Kılıçdaroğlu: 15 Temmuz halkın destanıdır
CHP Genel Başkanı Kılıçdaroğlu, halkın ve sarayın olmak üzere iki 15 Temmuz bulunduğunu savunarak, "Bu 15 Temmuz, direnme hakkını kullanan halkın bir destanıdır, milletvekiliyle vatandaşıyla beraber. Bizim destan dediğimiz budur" dedi.

Kılıçdaroğlu: 15 Temmuz halkın destanıdır

CHP Genel Başkanı Kılıçdaroğlu, halkın ve sarayın olmak üzere iki 15 Temmuz bulunduğunu savunarak, "Bu 15 Temmuz, direnme hakkını kullanan halkın bir destanıdır, milletvekiliyle vatandaşıyla beraber. Bizim destan dediğimiz budur" dedi.

 

TBMM

CHP Genel Başkan Kemal Kılıçdaroğlu, partisinin TBMM Grubu'nda yaptığı konuşmada, tutuklu CHP İstanbul Milletvekili Enis Berberoğlu'nun da aralarında olması gerektiğini söyledi.

Berberoğlu'nun, hiçbir suçunun bulunmadığını, bir siyasal tutsak olarak hapiste tutulduğunu öne süren Kılıçdaroğlu, bunun, yargının iflas ettiğini gösterdiğini belirtti.
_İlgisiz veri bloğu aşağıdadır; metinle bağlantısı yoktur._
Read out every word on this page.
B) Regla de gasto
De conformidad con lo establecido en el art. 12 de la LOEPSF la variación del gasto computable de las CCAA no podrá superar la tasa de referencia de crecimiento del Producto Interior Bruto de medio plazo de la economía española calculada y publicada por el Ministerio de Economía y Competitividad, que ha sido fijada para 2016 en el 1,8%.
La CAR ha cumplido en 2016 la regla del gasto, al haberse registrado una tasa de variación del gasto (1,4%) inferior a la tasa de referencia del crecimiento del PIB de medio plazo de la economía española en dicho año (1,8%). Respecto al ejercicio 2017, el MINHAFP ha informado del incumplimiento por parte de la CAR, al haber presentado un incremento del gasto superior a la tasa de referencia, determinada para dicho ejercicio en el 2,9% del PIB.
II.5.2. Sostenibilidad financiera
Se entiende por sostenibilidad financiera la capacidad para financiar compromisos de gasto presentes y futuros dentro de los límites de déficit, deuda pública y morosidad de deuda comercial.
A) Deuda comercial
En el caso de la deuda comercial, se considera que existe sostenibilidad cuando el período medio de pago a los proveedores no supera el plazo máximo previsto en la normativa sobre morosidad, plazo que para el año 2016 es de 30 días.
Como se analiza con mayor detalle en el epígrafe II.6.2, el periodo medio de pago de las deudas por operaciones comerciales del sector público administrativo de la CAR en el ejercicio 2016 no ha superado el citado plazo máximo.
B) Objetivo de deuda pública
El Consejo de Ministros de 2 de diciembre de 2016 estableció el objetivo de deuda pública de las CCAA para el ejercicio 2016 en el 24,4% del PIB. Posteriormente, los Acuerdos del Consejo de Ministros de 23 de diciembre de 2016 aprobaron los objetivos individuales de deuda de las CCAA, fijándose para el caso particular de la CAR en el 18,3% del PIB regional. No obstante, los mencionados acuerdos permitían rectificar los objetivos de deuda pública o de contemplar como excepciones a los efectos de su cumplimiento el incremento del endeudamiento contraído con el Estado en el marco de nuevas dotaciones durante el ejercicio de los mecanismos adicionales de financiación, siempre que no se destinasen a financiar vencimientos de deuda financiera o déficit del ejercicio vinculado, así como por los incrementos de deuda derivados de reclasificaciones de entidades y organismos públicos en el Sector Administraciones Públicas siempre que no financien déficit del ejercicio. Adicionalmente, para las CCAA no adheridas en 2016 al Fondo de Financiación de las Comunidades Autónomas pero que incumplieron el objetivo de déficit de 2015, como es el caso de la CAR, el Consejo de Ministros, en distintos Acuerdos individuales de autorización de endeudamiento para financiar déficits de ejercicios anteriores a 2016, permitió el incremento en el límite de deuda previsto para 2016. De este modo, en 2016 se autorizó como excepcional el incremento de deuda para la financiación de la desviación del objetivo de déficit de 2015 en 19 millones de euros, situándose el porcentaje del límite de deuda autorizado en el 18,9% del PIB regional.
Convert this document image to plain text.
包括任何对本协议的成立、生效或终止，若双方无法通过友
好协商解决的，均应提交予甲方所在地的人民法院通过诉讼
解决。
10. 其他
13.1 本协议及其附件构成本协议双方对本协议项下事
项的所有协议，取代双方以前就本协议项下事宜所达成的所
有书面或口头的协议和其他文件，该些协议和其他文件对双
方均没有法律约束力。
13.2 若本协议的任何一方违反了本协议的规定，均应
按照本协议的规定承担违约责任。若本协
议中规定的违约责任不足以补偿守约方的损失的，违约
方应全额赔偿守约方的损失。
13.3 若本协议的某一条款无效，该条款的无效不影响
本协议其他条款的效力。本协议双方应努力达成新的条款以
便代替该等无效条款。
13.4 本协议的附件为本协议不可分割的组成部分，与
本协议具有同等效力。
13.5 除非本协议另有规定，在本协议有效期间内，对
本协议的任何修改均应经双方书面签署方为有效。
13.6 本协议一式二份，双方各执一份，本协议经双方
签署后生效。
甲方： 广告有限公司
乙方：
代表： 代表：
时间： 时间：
Kılıçdaroğlu, Berberoğlu'nun 399 gündür hapiste olduğunu anımsatarak, seçim öncesinde Berberoğlu'nun savcılığa başvurduğunu, milletvekili olacağına dair kağıdını aldığını, YSK'nin de "Herhangi bir sorun yok, milletvekili olabilir." dediğini anlattı.

Berberoğlu'nun, milletin iradesiyle İstanbul Milletvekili olarak seçildiğini dile getiren Kılıçdaroğlu, Yargıtayda dosyasına hangi gerekçeyle bakılmadığını sordu. Kılıçdaroğlu, Berberoğlu'nun dokunulmazlık kazandığı için derhal serbest bırakılması gerektiğini savundu.

"Her dakika bir hukuksuzluk örneğidir"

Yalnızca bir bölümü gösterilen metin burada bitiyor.